Hundreds of billions of isolated planets are believed to be floating alone in space, following an international survey of the sky.
A team from Japan and New Zealand scanned the center of the Milky Way galaxy during 2006 and 2007, and for the first time found evidence of up to 10 free-floating planets, or orphan planets, roughly the mass of Jupiter. They’re around 10,000 to 20,000 light years from Earth.
The team was unable to detect anything much smaller than Jupiter, but believes that smaller free-floating planets may be even more common.
“Although free-floating planets have been predicted, they finally have been detected, holding major implications for planetary formation and evolution models,” said Mario Perez, exoplanet program scientist at NASA Headquarters in Washington.
Finding this many in one region indicates that there’s likely to be a lot more of them about – indeed, the team estimates there are about twice as many of them as stars.

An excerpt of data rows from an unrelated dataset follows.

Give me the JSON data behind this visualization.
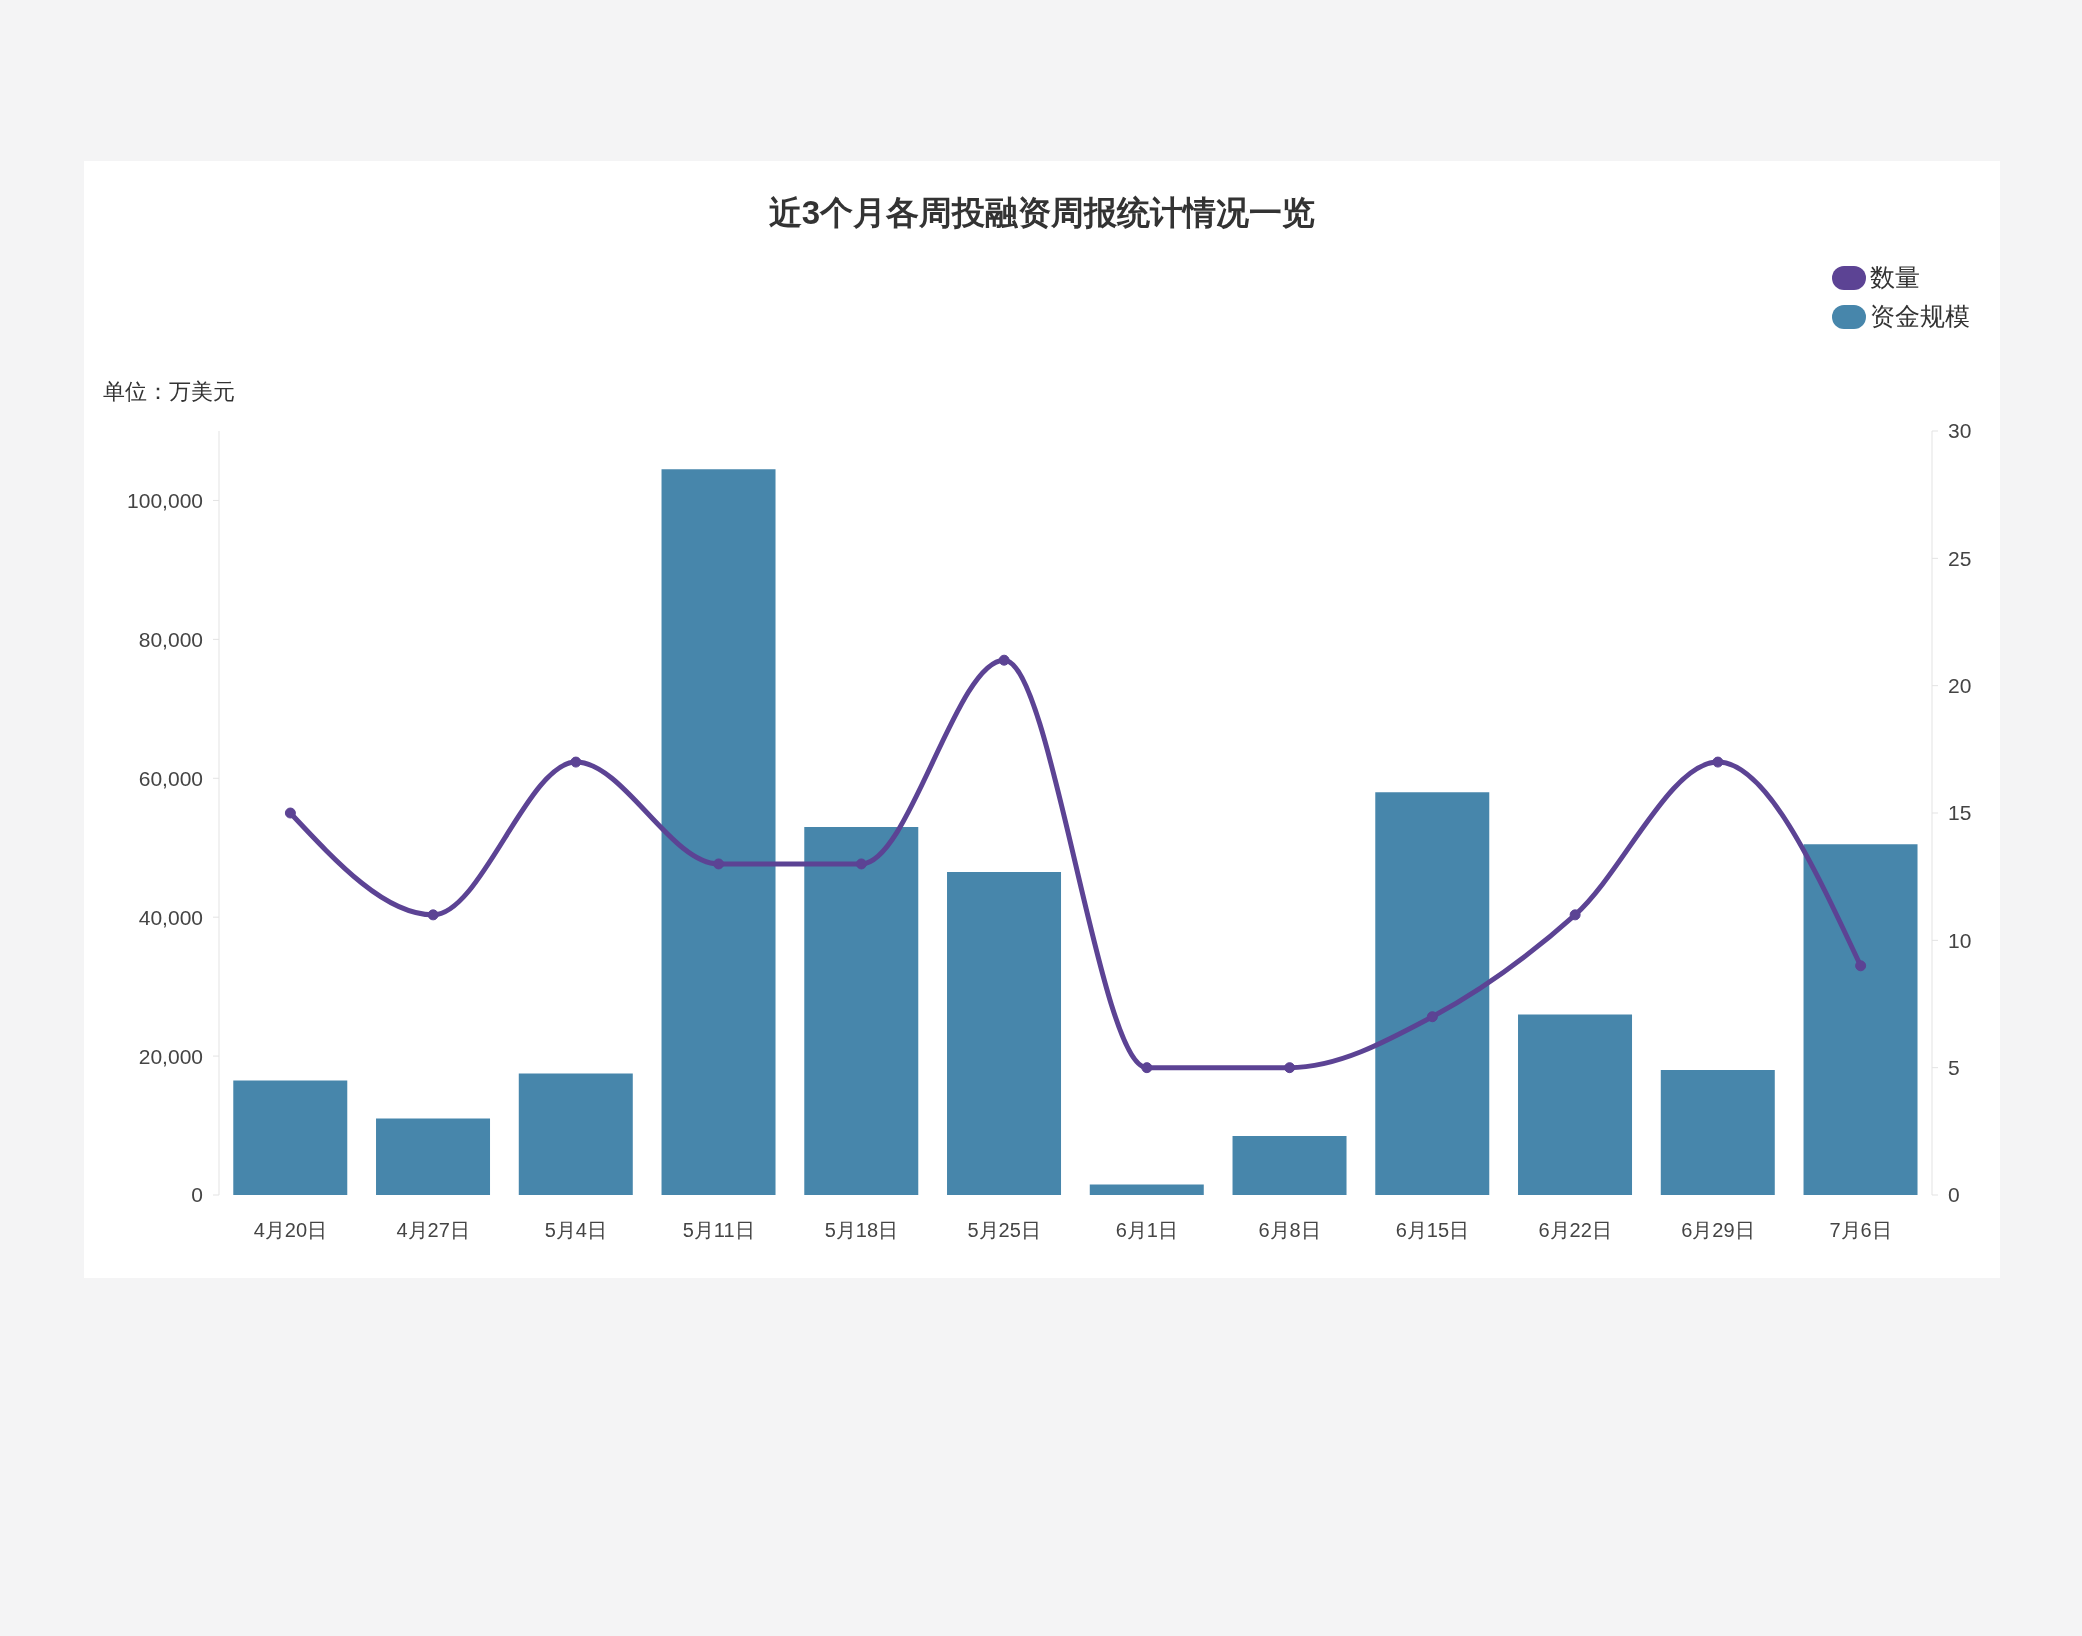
{
  "chart_data": {
    "type": "bar",
    "title": "近3个月各周投融资周报统计情况一览",
    "ylabel": "单位：万美元",
    "categories": [
      "4月20日",
      "4月27日",
      "5月4日",
      "5月11日",
      "5月18日",
      "5月25日",
      "6月1日",
      "6月8日",
      "6月15日",
      "6月22日",
      "6月29日",
      "7月6日"
    ],
    "series": [
      {
        "name": "数量",
        "type": "line",
        "axis": "y2",
        "color": "#5c4394",
        "marker": "circle",
        "values": [
          15,
          11,
          17,
          13,
          13,
          21,
          5,
          5,
          7,
          11,
          17,
          9
        ]
      },
      {
        "name": "资金规模",
        "color": "#4786ab",
        "values": [
          16500,
          11000,
          17500,
          104500,
          53000,
          46500,
          1500,
          8500,
          58000,
          26000,
          18000,
          50500
        ]
      }
    ],
    "ylim": [
      0,
      110000
    ],
    "yticks": [
      0,
      {
        "value": 20000,
        "label": "20,000"
      },
      {
        "value": 40000,
        "label": "40,000"
      },
      {
        "value": 60000,
        "label": "60,000"
      },
      {
        "value": 80000,
        "label": "80,000"
      },
      {
        "value": 100000,
        "label": "100,000"
      }
    ],
    "y2lim": [
      0,
      30
    ],
    "y2ticks": [
      0,
      5,
      10,
      15,
      20,
      25,
      30
    ],
    "legend": "top right"
  }
}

They’re thought to be at least as common as planets that orbit stars, implying the existence of hundreds of billions of lone planets in our Milky Way galaxy alone.
“Our survey is like a population census,” said David Bennett, a co-author of the study from the University of Notre Dame in Indiana. “We sampled a portion of the galaxy, and based on these data, can estimate overall numbers in the galaxy.”
While a handful of free-floating planet-like objects had been found before, these are now believed to be brown dwarfs, and more like stars than planets.
The new discoveries are beleived to represent planets that have been ejected from their solar systems because of the gravitational effects of other planets or stars. Without a star to circle, they move through the galaxy in the same way as stars, in stable orbits around the galaxy’s center.
“If free-floating planets formed like stars, then we would have expected to see only one or two of them in our survey instead of 10,” Bennett said. “Our results suggest that planetary systems often become unstable, with planets being kicked out from their places of birth.”
There’s still the possibility that some of these planets may have very distant orbits around stars, but other research indicates Jupiter-mass planets in such orbits are rare.